Wimbledon begins today, happily restored to Irish terrestrial television by TG4 after an interlude since RTÉ coverage ceased some years ago. In the interim, Irish fans have depended on the BBC's saturation coverage which renders tennis a mainstream discussion topic for a fortnight each year. Beginning at noon, 128 men and 128 women will set out in search of the coveted singles titles. But you wouldn't know it from watching the BBC.
As each year passes, its Wimbledon coverage becomes rather less that of a tennis tournament and rather more a fly-on-the wall documentary about the quest of one man to end a drought dating back to 1936 in the men's event. A proud tradition and rich legacy to the game renders the perennial impotence of British players something of a national embarrassment. Each year as Wimbledon rolls around, Tim Henman is cast as the only potential saviour upon whose frail shoulders the hopes of the nation rest. In the loathsome manner of the British tabloid press he is billed as a hero when he wins and as an inept loser when he doesn't.
For the past decade Irish viewers have wrestled with the question of whether to cheer for Tim or for his opponent. We bristle at the patrician ancestry, Oxford upbringing and clean-cut image that at times render him a parody of the British middle class. We certainly have a natural aversion to the hubristic jingoism that surrounds his every performance. In a near Pavlovian response, many Irish people cheer for Tim's opponents as they cheer England's soccer opponents. I think this is a mistaken reaction.
Henman will turn 31 in September and is now in the autumn of his career. He begins his 12th Wimbledon this week with the knowledge that he has reached the quarter-finals or better in eight of the past nine years. It is an impressively consistent record.
Contrary to the perception that Henman has a yellow streak, he is an outstanding competitor and a gifted player. He is certainly the best volleyer in tennis today, bar none. His slim frame belies a durability that has rarely seen him fade physically in longer matches. Six times a semi-finalist in Grand Slam tournaments and 11 times a winner on the ATP Tour, with career prize money of $11 million, he doesn't easily fit any sensible definition of a loser. But being British, he will forever be defined by his failure to win Wimbledon.
There is little ground for renewed optimism this year. The Federer era is well under way and the Swiss has demolished Tim in their last three meetings, as has Lleyton Hewitt in all eight contests between the pair. Nor would you fancy Henman's chances against the American Andy Roddick, eight years his junior, blessed with a brutal serve that will surely earn him the title one day. Henman's Sisyphean struggle at Wimbledon may be reaching its end.

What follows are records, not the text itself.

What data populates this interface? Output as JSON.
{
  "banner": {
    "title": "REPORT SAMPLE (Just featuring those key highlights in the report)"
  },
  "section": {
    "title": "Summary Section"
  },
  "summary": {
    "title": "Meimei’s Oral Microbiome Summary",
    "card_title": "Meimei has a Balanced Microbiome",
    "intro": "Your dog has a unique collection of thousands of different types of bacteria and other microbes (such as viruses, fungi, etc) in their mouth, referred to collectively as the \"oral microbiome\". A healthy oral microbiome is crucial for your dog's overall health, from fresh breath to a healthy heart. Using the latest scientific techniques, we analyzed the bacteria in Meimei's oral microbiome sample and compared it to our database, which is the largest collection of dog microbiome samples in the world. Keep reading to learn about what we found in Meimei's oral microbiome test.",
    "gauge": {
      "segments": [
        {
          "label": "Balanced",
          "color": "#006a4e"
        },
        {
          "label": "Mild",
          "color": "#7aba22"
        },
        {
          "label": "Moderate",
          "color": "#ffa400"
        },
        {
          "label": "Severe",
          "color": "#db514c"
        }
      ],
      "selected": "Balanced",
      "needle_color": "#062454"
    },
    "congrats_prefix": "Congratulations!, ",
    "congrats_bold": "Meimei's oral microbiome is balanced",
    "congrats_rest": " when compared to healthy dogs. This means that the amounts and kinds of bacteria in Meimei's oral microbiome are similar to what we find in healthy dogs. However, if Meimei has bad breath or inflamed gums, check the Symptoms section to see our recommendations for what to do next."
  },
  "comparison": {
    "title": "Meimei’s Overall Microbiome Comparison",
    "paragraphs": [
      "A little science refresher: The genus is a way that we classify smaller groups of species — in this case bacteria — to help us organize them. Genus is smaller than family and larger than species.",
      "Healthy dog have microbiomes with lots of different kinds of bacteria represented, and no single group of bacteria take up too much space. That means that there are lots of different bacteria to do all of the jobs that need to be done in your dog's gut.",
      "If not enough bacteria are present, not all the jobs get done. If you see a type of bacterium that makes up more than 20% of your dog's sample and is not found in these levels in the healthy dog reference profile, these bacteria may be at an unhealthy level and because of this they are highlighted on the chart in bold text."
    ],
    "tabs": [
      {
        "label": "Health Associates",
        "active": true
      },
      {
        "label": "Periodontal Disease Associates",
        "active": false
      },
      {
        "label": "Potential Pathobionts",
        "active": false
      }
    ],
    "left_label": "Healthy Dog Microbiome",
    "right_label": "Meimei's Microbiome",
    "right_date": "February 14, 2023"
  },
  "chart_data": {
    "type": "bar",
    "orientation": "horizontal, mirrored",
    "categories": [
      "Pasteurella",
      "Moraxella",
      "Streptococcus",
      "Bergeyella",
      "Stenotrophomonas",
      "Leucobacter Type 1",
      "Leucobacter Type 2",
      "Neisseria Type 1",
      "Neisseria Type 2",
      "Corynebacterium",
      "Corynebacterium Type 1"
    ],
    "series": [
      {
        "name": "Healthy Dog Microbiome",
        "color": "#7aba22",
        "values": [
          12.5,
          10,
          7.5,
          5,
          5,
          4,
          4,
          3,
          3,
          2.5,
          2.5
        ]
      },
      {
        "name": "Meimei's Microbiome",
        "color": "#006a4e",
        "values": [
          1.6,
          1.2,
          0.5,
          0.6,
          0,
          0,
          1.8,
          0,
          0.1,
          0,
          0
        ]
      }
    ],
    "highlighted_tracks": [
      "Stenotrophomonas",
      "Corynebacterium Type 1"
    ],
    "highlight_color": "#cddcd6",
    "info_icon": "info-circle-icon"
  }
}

There has been something of the epic about it, though. Despite living a Truman Show existence for a fortnight each year, Henman conducts himself with dignity, honour and good grace. He has never done less than his best. And his fans on "Henman Hill" - the public viewing area where his matches are relayed on giant screens - are surely difficult to dislike. They are dowdy, frumpy, unobjectionable types living a humdrum, suburban existence. Tim Henman is their David Beckham. He is their hero, the man they would love their son to be or their daughter to have married. It is no accident that Henman advertises detergent and Beckham perfume - doubtless no accident either that his parents are genteel models of polite restraint, unusual in a game filled with driven, obsessive parents.
The whiter-than-white, boy-next-door image is a myth, though. Henman is a competitor through and through. For those eager to analyse, it is not his temperament that will deny him. It is his tennis. Despite his abundant talent, Henman - like British tennis itself - is a throwback to a time that has long since passed. The barometer stroke is his forehand, an elegant shot at best, but unreliable under pressure, hit flat with an old-fashioned eastern grip. Not for him the modern, muscular looping "semi-western" muscular forehand that lays waste to all before it. The variety of his single-handed backhand is a thing of great beauty, whether rolled, chipped or sliced. Not for him the two-handed heavy topspin beloved of so many of his contemporaries.
It is this curious combination of his classic, old-fashioned technique combined with his dogged, single-handed battle on behalf of an entire nation that has made the voyage so compelling. It is David taking on Goliath and doing his best to be King Canute at the same time.
Greg Norman never won at Augusta. Jimmy White is still trying at the Crucible. True fans of sport will recognise that Tim Henman has paid his dues. We Irish love an underdog. If he is still going by the middle of next week, and you were in any doubt, now you know whom to root for.
Tim's time is nearly up and the cycle is about to start all over again as he hands over the baton of brave British battler. If Andy Murray, a combustible 18-year-old Scot from Dunblane, achieves half as much by the time he is done, he will have been a hell of a player.